If the site is too shady to run solar direct it is too shady for solar to charge the battery.

Yes, everything will have to be configured to 24VDC unless you have a DC to DC convertor.

We would also need to know the number of hours you want to run the pump daily.


----------



## Sparticle (Nov 1, 2004)

It has some Sun, just not all day. I'd say it has 2-4 hours a day. Is that enough to charge a battery? We use that dual purpose battery for all kinds of things and would rather not buy another battery to run the water pump. Thanks very much for the help.

Don't need to run the pump much, 1-2 hours a day.


----------



## kbabin (Aug 1, 2006)

Sparticle,

I found this pdf for the pump you are talking about. And it listed the max amps at 24volts would be 2.5 (http://www.shurflo.com/files/RV-Pro...mps/Standard Pump - pds-2088-473-143_443_.pdf)

So, it sounds like you are going to be using about 120 watts a day if you run the pump for 2 hours. Please check my math...

Kev


----------



## wy_white_wolf (Oct 14, 2004)

So it sounds more like an issue of not having the sun available when you want to run the pump.

Basic calculations:

So you usage is 2 hours max a day with a 24V pump that draws 2.5 amps.

2H * 24V * 2.5A = 120WH (kbabin had that right)

Add if system ineffeciencies:

120WH * 1.5 = 180WH a day you need to produce (this may be a little high as you don't have an inverter)

Now to size the array/panel. I'm going to use 2 hours average daily insolation since you did indicate that there is shade problems. I suspect these would mostly be in the morning and/or late afternoon.

180WH / 2H = 90W By the indication of what panels you have available I'd use either 2 of the 40 or 50 watt panels wired in series to achieve 24V.

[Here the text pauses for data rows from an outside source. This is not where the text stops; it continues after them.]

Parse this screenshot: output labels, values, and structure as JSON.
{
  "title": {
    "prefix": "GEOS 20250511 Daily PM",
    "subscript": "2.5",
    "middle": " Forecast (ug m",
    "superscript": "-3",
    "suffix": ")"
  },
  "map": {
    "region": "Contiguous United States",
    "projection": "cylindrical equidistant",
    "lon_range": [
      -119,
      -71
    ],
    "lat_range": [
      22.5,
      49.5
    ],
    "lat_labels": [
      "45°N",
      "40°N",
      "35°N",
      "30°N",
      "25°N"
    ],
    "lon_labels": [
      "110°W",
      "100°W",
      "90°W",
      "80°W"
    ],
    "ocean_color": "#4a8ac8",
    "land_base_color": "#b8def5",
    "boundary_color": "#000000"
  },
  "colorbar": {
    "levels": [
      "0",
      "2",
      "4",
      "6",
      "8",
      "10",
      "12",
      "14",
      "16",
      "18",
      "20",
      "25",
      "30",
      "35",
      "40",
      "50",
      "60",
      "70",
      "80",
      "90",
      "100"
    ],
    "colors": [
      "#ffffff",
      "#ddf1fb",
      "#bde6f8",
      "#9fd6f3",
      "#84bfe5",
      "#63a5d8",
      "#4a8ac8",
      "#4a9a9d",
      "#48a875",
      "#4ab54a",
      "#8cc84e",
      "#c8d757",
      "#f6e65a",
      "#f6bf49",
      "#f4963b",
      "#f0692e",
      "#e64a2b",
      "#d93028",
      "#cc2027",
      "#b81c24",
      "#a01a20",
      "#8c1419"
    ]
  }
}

For the batterys, You want to only run on the top 20% of the battery so they last and this gives you 4 days of usage before they hit the 80% dicharge mark that damage to them starts to happen quickly:

180WH / 24V * 5 days = 37.5AH at 24 volts

2 little marine batteries wired in series should be fine. They would also need to be wired in series for 24V. I would stay away from the dual purpose batteries. They are only slightly better than regular car starting battery. Making a battery that works for both starting and deep cycle is about like trying to make a running shoe that is also a logging boot. While you might be able to do both, it does niether very well.

They only other thing needed would be a charge controller. Make sure it is also has a 24V rating.

Optional items would be a Low voltage disconnect. Many smaller charge controllers have this built in. Another would be a timer. Finding a 24V one might be hard but it would save the batteries should you forget to turn the pump off and leave the hose on or spring a leak.

WWW


----------



## byexample (Aug 28, 2009)

I recommend that you get the optional heat-sync for your Shurflo pump. Using those pumps for irrigation requires them running for long periods of time. Shurflo pumps will eventually shut off due to over-heating in agricultural uses. The heat-syncs do a tremendous job of keeping the pump cooler and thereby extending the life of the pump.

Another thing to consider is that the pressure switch on those pumps are crap. They die very quickly. So you might want to have a replacement pressure switch on hand if you are going to be dependent on this pump for irrigation. We actually by-passed our pump's built-in pressure switch and used a regular SquareD well pump pressure switch instead. It's like having a whole new pump.

One more thing to consider is that you might want to add a small pressure tank to your system to keep the pump from "cycling" on and off quickly when using water at lower flow rates. Cycling the pump for long periods of time will reportedly shorten the lifespan of the pump.

The advice and calculations above on number and size of panels, batteries, etc. all looks good to me for your needs.

Good luck!


----------



## Jim-mi (May 15, 2002)

. . . "dual purpose batteries" . . . . .????


----------



## Sparticle (Nov 1, 2004)

Thanks everybody. I think I understand all this. Great advice, thanks!


----------